Cinquante-deux membres démocrates du Congrès américain, dont un membre influent du sous-comité du commerce des voies et moyens, ont vivement critiqué l’administration américaine pour son manque de transparence dans les négociations en cours avec la République démocratique du Congo (RDC) sur un accord minier stratégique.
Dans une lettre adressée lundi 11 août 2025 au président Donald Trump et au secrétaire d’État Marco Rubio, ces élus dénoncent le refus de l’exécutif de fournir des informations substantielles au public et au Congrès sur l’état d’avancement des pourparlers.
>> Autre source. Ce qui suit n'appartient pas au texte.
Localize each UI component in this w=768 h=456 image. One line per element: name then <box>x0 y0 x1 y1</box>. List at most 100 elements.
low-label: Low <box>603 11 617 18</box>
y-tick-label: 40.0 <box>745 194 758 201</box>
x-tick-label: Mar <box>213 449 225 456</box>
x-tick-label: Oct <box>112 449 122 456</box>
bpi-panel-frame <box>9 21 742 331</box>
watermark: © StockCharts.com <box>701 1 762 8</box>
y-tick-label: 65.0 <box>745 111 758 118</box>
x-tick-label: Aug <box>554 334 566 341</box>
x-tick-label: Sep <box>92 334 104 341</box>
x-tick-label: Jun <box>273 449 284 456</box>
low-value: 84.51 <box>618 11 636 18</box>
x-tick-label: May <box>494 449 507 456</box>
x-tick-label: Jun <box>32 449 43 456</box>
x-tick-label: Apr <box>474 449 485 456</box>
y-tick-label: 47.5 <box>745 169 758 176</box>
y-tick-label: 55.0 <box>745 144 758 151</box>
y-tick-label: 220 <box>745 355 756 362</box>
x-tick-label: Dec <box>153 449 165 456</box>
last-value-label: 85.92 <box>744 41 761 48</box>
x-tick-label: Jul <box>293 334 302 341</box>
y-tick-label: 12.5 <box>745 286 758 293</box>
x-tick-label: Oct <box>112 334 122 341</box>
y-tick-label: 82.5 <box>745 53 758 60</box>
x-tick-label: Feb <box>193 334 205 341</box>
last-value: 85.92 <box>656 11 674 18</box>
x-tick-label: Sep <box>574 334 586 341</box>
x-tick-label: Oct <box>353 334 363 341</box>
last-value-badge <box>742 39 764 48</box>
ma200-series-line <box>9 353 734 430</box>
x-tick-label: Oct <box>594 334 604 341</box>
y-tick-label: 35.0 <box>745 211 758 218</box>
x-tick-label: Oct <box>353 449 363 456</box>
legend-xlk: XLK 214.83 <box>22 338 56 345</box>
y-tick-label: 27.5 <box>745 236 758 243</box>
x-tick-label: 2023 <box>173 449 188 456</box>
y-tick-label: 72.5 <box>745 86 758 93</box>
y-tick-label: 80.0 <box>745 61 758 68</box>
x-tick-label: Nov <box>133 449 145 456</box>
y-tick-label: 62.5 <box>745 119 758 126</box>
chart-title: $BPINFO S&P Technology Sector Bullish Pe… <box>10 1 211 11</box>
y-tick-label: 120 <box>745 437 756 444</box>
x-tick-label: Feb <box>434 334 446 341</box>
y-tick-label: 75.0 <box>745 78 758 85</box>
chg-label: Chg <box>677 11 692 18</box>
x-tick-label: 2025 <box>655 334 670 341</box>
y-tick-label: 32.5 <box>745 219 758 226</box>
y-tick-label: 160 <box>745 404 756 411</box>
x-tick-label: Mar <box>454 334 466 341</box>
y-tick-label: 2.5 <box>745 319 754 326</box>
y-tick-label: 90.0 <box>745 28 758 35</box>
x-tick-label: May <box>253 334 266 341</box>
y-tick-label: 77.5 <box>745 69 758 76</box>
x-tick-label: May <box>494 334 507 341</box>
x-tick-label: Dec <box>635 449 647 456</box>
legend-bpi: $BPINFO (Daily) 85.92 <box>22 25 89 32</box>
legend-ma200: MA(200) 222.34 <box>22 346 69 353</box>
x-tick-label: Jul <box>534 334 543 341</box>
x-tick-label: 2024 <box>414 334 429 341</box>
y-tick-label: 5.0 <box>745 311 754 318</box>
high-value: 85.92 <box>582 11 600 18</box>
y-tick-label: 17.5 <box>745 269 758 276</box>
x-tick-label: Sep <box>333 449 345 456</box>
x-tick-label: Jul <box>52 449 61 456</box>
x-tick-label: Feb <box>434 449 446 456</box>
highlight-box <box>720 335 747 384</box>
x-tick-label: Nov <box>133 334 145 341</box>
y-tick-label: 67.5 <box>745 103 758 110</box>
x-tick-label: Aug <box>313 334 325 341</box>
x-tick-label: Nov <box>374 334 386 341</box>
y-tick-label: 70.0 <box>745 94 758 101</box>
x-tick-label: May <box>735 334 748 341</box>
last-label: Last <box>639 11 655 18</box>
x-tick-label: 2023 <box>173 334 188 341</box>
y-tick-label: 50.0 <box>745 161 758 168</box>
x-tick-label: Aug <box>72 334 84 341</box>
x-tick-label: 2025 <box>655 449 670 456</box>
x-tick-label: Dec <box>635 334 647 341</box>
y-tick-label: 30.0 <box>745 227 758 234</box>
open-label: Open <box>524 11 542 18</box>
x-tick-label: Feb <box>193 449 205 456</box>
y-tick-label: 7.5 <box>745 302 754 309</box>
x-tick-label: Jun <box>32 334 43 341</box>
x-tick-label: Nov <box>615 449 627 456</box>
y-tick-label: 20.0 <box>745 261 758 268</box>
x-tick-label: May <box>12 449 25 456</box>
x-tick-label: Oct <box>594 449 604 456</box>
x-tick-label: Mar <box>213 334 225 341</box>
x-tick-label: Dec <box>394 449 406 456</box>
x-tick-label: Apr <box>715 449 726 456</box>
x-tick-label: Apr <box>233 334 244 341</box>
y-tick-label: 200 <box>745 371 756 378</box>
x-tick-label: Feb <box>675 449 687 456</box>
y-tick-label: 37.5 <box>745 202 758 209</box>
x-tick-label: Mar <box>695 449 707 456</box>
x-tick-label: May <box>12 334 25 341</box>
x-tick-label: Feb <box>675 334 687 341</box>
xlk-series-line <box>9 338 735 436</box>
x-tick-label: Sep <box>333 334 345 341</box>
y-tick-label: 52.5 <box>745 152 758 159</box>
« Nous ne pouvons pas cautionner un accord qui se prépare dans l’ombre, sans consultation et sans garanties pour les droits humains », peut-on lire dans le document signé par les parlementaires.
Les signataires rappellent que la RDC est l’un des pays où l’exploitation minière demeure la plus dangereuse au monde. Ils soulignent des réalités alarmantes : travail forcé, exploitation d’enfants, déplacements forcés de communautés, violences sexuelles et pollution à grande échelle.
Selon leurs estimations, près de 350 000 mineurs de cobalt œuvrent dans le pays, dont environ 80 000 dans des conditions mettant gravement leur vie en danger et sans équipement de protection.
Parmi eux, environ 40 000 enfants, parfois âgés de seulement sept ans, seraient contraints de travailler dans les mines artisanales.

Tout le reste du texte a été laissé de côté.